Trump Meets Syria’s Interim President, Urges Signing of Abraham Accords as U.S. Lifts Sanctions
In a historic first meeting, the president calls on Syria’s Ahmed al-Sharaa to normalize ties with Israel and help to prevent the rise of ISIS.

After pledging that all sanctions against war-torn Syria would be lifted, President Trump met with Syria’s interim president, Ahmad al-Sharaa, on Wednesday in the first meeting of the two countries’ leaders in 25 years, urging him to sign the Abraham Accords.

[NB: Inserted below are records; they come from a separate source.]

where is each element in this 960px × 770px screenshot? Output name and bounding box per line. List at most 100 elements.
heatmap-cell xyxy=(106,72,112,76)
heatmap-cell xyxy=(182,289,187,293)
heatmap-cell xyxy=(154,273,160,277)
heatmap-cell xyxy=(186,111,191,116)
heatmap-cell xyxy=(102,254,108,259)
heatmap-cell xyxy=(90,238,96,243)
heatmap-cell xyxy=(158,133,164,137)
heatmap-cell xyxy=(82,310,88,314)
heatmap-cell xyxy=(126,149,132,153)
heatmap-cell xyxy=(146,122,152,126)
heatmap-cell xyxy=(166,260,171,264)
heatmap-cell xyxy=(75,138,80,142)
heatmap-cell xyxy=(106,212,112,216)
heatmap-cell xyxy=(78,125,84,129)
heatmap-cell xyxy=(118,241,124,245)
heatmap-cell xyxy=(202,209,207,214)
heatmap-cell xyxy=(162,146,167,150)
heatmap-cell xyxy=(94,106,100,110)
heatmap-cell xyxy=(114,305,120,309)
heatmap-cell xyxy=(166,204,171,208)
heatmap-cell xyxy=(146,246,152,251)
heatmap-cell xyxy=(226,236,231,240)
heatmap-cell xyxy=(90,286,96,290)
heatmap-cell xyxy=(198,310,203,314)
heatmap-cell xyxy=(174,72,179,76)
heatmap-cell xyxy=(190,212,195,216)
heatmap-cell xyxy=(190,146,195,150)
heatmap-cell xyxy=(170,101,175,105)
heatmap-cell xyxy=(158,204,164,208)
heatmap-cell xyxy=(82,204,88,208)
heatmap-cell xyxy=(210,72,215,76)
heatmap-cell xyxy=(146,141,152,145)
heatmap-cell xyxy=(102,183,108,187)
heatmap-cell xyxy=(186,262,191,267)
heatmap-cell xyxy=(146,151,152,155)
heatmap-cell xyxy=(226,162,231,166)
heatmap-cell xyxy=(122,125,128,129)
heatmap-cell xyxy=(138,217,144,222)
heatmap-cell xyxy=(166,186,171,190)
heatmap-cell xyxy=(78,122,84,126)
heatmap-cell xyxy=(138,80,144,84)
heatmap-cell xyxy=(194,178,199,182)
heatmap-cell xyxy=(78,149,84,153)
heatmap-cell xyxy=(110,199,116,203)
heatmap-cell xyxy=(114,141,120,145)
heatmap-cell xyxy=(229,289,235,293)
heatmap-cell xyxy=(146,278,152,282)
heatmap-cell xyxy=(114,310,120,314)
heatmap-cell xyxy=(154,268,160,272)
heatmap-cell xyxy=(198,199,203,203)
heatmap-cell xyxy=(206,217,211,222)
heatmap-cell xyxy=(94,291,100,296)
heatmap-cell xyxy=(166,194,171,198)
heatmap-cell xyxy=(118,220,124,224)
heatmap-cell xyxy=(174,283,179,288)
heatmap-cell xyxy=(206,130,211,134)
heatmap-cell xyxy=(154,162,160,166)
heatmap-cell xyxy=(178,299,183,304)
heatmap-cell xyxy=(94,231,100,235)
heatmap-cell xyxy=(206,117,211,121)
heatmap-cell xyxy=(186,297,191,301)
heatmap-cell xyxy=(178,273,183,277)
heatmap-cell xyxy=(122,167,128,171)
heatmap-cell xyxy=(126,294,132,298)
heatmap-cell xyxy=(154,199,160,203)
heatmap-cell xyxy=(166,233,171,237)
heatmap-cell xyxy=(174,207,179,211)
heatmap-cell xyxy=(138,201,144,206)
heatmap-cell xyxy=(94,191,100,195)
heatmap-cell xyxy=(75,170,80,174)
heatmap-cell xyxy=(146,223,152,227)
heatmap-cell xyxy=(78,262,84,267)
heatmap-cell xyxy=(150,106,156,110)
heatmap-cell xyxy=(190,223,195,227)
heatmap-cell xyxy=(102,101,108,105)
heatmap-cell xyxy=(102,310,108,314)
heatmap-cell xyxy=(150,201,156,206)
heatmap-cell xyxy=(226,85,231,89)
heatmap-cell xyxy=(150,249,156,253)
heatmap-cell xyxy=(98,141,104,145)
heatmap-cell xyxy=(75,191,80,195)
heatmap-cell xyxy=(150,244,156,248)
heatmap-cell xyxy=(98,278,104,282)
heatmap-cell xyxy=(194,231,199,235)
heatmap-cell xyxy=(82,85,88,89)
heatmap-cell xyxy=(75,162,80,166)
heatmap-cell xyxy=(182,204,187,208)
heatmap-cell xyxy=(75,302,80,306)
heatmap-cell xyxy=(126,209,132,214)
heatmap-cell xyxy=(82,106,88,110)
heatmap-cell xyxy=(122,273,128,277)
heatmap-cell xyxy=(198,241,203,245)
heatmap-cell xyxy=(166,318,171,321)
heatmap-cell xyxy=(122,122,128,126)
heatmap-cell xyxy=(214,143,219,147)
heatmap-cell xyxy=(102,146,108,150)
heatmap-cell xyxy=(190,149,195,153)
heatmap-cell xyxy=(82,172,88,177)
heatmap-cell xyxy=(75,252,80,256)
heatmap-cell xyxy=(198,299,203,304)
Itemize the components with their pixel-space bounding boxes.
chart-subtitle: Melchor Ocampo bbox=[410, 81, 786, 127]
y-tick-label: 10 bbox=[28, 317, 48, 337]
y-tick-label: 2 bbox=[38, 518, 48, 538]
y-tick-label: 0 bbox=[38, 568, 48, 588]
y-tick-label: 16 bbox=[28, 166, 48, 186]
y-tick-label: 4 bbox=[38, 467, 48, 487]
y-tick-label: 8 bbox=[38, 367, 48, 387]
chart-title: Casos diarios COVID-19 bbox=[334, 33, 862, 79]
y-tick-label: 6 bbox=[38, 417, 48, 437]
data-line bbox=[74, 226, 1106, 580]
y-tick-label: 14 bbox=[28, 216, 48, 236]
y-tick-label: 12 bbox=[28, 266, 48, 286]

The informal meeting took place on the sidelines of the Gulf Cooperation Council Summit in Riyadh, Saudi Arabia, during which Mr. Trump urged the new leader to normalize ties with Israel by signing the Abraham Accords, which were brokered by America in 2020. It would join the United Arab Emirates, Bahrain, and Morocco in normalizing relations with Israel, according to a post on X from the White House press secretary, Karoline Leavitt. Syria does not currently recognize the statehood of Israel and the president’s request to sign the accords was just one of the multiple commitments he asked the Syrian leader to make.
He also asked Mr. al-Sharaa to deport Palestinian and all other foreign terrorists, help America prevent ISIS forces from rising, and to assume control of ISIS detention centers in northeast Syria.
The meeting took place after Mr. Trump announced the major shift in American policy, saying that it would give the war-torn nation a “fresh start.”
“We are currently exploring normalizing relations with Syria’s new government, as you know, beginning with my meeting with President Ahmed al-Sharaa and Secretary Rubio’s meeting with the Syrian Foreign Minister in Turkey after discussing the situation with Crown Prince Mohammed,” he said while speaking before the GCC.
“I’m also ordering the cessation of sanctions against Syria to give them a fresh start. It gives them a chance for greatness. The sanctions were really crippling, very powerful.”
Syria’s foreign ministry called the announcement “a pivotal turning point for the Syrian people as we seek to emerge from a long and painful chapter of war.”
The lift in sanctions is considered a boost for the interim president who has struggled to bring the country under control of the new government in Damascus after President Assad’s autocratic dictatorship was toppled after a 13-year civil war.
“I felt very strongly that this would give them a chance,” the president said during the summit. “It’s not going to be easy anyway, so it gives them a good, strong chance. And it was my honor to do so, so we will be dropping all of the sanctions on Syria, which I think really is going to be a good thing.”